A clean energy future is on the horizon, but without proper planning it will also deliver social decay and the loss of livelihoods and entire communities, writes CFMEU president Tony Maher.
What we have seen this week with almost 1,000 jobs lost at the Hazelwood power station is more than a wake-up call for national policy makers in Canberra.
You only have to look at the energy security challenges highlighted in South Australia since the closure of Alinta’s Port Augusta coal fired power station to understand the impact of this change, not to mention the industry and workforce fall-out.
Industry restructure planning is something we as a nation have never done properly – especially in respect of workers. The electricity sector in Australia has been changing for a very long time. We had 9 per cent growth in energy generation in the 1960s, 7 per cent in the 1970s, 5 per cent in the 1980s, 3 per cent in the 1990s and it dipped into negative territory in the last five years.
These changes are because of long-term economic restructuring around the services industry, new energy efficient technology. The changes are accelerated by a range of climate change and clean energy policies.
In response, no new coal-fired power generation has been built since 2007 and companies like AGL have been clear that they are pulling future investment in new coal-fired power.
Yet we have no real plan in place for a ‘just transition’ for workers and communities like the Latrobe Valley affected by this change.
Climate Policies can achieve ‘Energy Transition’ with or without Justice. Ignoring the impact on workers may suit some people who are solely focused on the emissions outcome. It may also suit some business leaders who like to remind us of the terrible consequences of stranded assets and investment uncertainty.
It doesn’t suit the thousands of workers and their communities who face certain unemployment, the destruction of communities and generations of social crisis.
This week, both the Federal and Victorian State Governments announced a pool of $80 million dollars to address the point. But both governments have missed the point of a national strategy completely.
There’s an opportunity to keep many of those people in the region and in the industry with a package that offers workers in existing power stations an opportunity to retire, and thus free up positions for those people who need to stay in the sector.
We must not only confront the issue of stranded assets, but of stranded workers and stranded communities. Without a transition plan, multi-generational unemployment and an explosion of social dysfunction will become a reality – it is indeed already a reality in some parts of Australia.
What this proposed package would achieve is a transitional phase where workers who need to can stay, and those who want to leave, are supported to do so.

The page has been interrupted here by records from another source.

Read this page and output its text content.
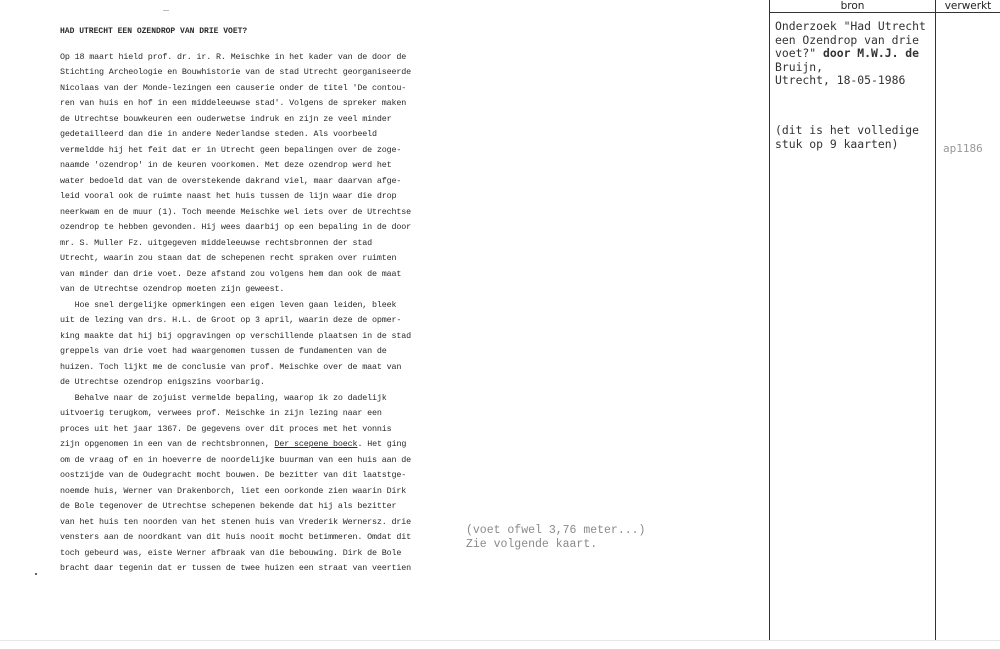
HAD UTRECHT EEN OZENDROP VAN DRIE VOET?

Op 18 maart hield prof. dr. ir. R. Meischke in het kader van de door de

Stichting Archeologie en Bouwhistorie van de stad Utrecht georganiseerde

Nicolaas van der Monde-lezingen een causerie onder de titel 'De contou-

ren van huis en hof in een middeleeuwse stad'. Volgens de spreker maken

de Utrechtse bouwkeuren een ouderwetse indruk en zijn ze veel minder

gedetailleerd dan die in andere Nederlandse steden. Als voorbeeld

vermeldde hij het feit dat er in Utrecht geen bepalingen over de zoge-

naamde 'ozendrop' in de keuren voorkomen. Met deze ozendrop werd het

water bedoeld dat van de overstekende dakrand viel, maar daarvan afge-

leid vooral ook de ruimte naast het huis tussen de lijn waar die drop

neerkwam en de muur (1). Toch meende Meischke wel iets over de Utrechtse

ozendrop te hebben gevonden. Hij wees daarbij op een bepaling in de door

mr. S. Muller Fz. uitgegeven middeleeuwse rechtsbronnen der stad

Utrecht, waarin zou staan dat de schepenen recht spraken over ruimten

van minder dan drie voet. Deze afstand zou volgens hem dan ook de maat

van de Utrechtse ozendrop moeten zijn geweest.

Hoe snel dergelijke opmerkingen een eigen leven gaan leiden, bleek

uit de lezing van drs. H.L. de Groot op 3 april, waarin deze de opmer-

king maakte dat hij bij opgravingen op verschillende plaatsen in de stad

greppels van drie voet had waargenomen tussen de fundamenten van de

huizen. Toch lijkt me de conclusie van prof. Meischke over de maat van

de Utrechtse ozendrop enigszins voorbarig.

Behalve naar de zojuist vermelde bepaling, waarop ik zo dadelijk

uitvoerig terugkom, verwees prof. Meischke in zijn lezing naar een

proces uit het jaar 1367. De gegevens over dit proces met het vonnis

zijn opgenomen in een van de rechtsbronnen, Der scepene boeck. Het ging

om de vraag of en in hoeverre de noordelijke buurman van een huis aan de

oostzijde van de Oudegracht mocht bouwen. De bezitter van dit laatstge-

noemde huis, Werner van Drakenborch, liet een oorkonde zien waarin Dirk

de Bole tegenover de Utrechtse schepenen bekende dat hij als bezitter

van het huis ten noorden van het stenen huis van Vrederik Wernersz. drie

vensters aan de noordkant van dit huis nooit mocht betimmeren. Omdat dit

toch gebeurd was, eiste Werner afbraak van die bebouwing. Dirk de Bole

bracht daar tegenin dat er tussen de twee huizen een straat van veertien

(voet ofwel 3,76 meter...)
Zie volgende kaart.
bron	verwerkt
Onderzoek "Had Utrecht
een Ozendrop van drie
voet?" door M.W.J. de
Bruijn,
Utrecht, 18-05-1986
(dit is het volledige
stuk op 9 kaarten)	ap1186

The most successful and pertinent example of a successful transition plan is that of the German Coal Mining industry. Between 1990 and 2018 the German hard coal industry will have shed 130,000 staff. This was achieved by employers, unions and government accepting a shared responsibility for finding redeployment opportunities or the funding for early retirement.

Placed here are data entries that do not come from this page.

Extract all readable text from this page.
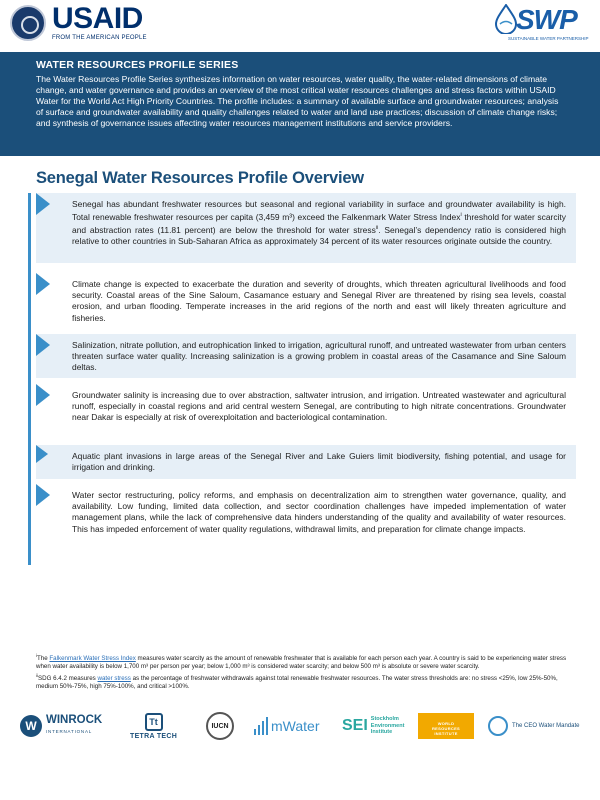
USAID
FROM THE AMERICAN PEOPLE
SWP
SUSTAINABLE WATER PARTNERSHIP
WATER RESOURCES PROFILE SERIES
The Water Resources Profile Series synthesizes information on water resources, water quality, the water-related dimensions of climate change, and water governance and provides an overview of the most critical water resources challenges and stress factors within USAID Water for the World Act High Priority Countries. The profile includes: a summary of available surface and groundwater resources; analysis of surface and groundwater availability and quality challenges related to water and land use practices; discussion of climate change risks; and synthesis of governance issues affecting water resources management institutions and service providers.
Senegal Water Resources Profile Overview
Senegal has abundant freshwater resources but seasonal and regional variability in surface and groundwater availability is high. Total renewable freshwater resources per capita (3,459 m³) exceed the Falkenmark Water Stress Index$^i$ threshold for water scarcity and abstraction rates (11.81 percent) are below the threshold for water stress$^{ii}$. Senegal’s dependency ratio is considered high relative to other countries in Sub-Saharan Africa as approximately 34 percent of its water resources originate outside the country.
Climate change is expected to exacerbate the duration and severity of droughts, which threaten agricultural livelihoods and food security. Coastal areas of the Sine Saloum, Casamance estuary and Senegal River are threatened by rising sea levels, coastal erosion, and urban flooding. Temperate increases in the arid regions of the north and east will likely threaten agriculture and fisheries.
Salinization, nitrate pollution, and eutrophication linked to irrigation, agricultural runoff, and untreated wastewater from urban centers threaten surface water quality. Increasing salinization is a growing problem in coastal areas of the Casamance and Sine Saloum deltas.
Groundwater salinity is increasing due to over abstraction, saltwater intrusion, and irrigation. Untreated wastewater and agricultural runoff, especially in coastal regions and arid central western Senegal, are contributing to high nitrate concentrations. Groundwater near Dakar is especially at risk of overexploitation and bacteriological contamination.
Aquatic plant invasions in large areas of the Senegal River and Lake Guiers limit biodiversity, fishing potential, and usage for irrigation and drinking.
Water sector restructuring, policy reforms, and emphasis on decentralization aim to strengthen water governance, quality, and availability. Low funding, limited data collection, and sector coordination challenges have impeded implementation of water management plans, while the lack of comprehensive data hinders understanding of the quality and availability of water resources. This has impeded enforcement of water quality regulations, withdrawal limits, and preparation for climate change impacts.
$^i$The Falkenmark Water Stress Index measures water scarcity as the amount of renewable freshwater that is available for each person each year. A country is said to be experiencing water stress when water availability is below 1,700 m³ per person per year; below 1,000 m³ is considered water scarcity; and below 500 m³ is absolute or severe water scarcity.
$^{ii}$SDG 6.4.2 measures water stress as the percentage of freshwater withdrawals against total renewable freshwater resources. The water stress thresholds are: no stress <25%, low 25%-50%, medium 50%-75%, high 75%-100%, and critical >100%.
W WINROCK
INTERNATIONAL
Tt
TETRA TECH
IUCN	mWater SEI Stockholm
Environment
Institute
WORLD
RESOURCES
INSTITUTE
The CEO Water Mandate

As mines closed, workers who didn’t retire were redeployed to other mining operations. This continued until mining opportunities were exhausted and alternative jobs were then found. Most importantly training was provided before retrenchment.
Workers at closing mines and power stations can be redeployed to ongoing mines and power stations. It’s possible that many older workers will opt for retirement after receiving a redundancy package.

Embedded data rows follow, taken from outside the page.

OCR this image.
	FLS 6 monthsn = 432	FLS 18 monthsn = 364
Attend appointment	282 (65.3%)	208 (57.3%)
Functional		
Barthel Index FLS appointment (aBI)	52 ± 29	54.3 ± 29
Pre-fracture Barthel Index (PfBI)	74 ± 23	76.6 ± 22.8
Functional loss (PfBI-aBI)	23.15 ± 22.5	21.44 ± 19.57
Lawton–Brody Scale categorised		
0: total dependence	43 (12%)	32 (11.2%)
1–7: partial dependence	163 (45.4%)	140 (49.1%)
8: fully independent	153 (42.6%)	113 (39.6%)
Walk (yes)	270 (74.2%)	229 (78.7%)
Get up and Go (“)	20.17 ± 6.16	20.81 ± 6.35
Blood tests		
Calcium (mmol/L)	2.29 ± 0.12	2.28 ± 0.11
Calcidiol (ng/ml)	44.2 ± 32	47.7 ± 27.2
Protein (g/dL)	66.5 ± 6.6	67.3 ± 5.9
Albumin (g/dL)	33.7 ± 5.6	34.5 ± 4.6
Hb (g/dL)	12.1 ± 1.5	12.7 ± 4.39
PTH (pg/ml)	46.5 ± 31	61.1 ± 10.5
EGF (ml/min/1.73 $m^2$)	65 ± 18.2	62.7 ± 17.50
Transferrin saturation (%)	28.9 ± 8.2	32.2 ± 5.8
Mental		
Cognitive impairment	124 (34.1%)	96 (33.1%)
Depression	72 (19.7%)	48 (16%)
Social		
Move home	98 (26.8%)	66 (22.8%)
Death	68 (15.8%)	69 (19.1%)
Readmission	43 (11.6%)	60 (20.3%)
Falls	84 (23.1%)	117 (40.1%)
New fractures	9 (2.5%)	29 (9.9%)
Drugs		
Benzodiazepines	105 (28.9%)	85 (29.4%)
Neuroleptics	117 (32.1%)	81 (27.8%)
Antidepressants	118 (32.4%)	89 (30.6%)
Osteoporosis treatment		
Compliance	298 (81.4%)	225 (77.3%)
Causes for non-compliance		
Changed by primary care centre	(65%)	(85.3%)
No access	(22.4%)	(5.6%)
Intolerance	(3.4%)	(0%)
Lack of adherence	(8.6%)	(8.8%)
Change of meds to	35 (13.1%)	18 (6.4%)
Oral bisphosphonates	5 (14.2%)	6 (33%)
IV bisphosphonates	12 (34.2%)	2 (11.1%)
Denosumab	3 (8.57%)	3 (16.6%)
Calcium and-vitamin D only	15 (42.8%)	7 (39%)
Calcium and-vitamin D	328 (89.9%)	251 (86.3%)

The number of vacancies can be enhanced by offering voluntary redundancies at the ongoing operations. In other words you pool voluntary redundancies across a sector or a region. Taking this approach you minimise the additional training requirements during the early stages.
Funding is certainly a big challenge, but how that money is spent is also important. It’s increasingly hard to get money out of the public purse, and the private companies leaving the industry either can’t pay or won’t pay.
There are ideas around for firms to bid to close their power station assets, with those bids including the social costs. The winning bids would be paid for by a levy on retail electricity prices.
If we can have renewable energy targets that effectively place a levy on all retail electricity, then we can also have levies that cover the social costs of electricity industry restructuring.
The Jotzo ANU paper from October 2015 was a very welcome first effort to integrate social costs into electricity sector restructuring costs. He used a figure of $150 million in social costs to close one power station in the Latrobe valley – $50 million for the community and $100,000 per worker. We think that’s very much on the low side if it properly funds early retirement and redeployment.
Last November I met the local union President of the last German coalmine. He told me they have 700 employees and the mine will close in 2018. They had good jobs organised for 500 already in November last year. They had a mere 200 further jobs to find out of 130,000 redeployed or retired workers.
The cost can be shared. Communities can be saved. There can be a Just Transition.
Our mining and energy workers have fueled Australia’s industrial and economic development, often paying a great price in loss of life. We have a proud past and we want to make sure mining and energy workers have a fair and secure future in any transition and the CFMEU has a dog in the fight to make sure we get it.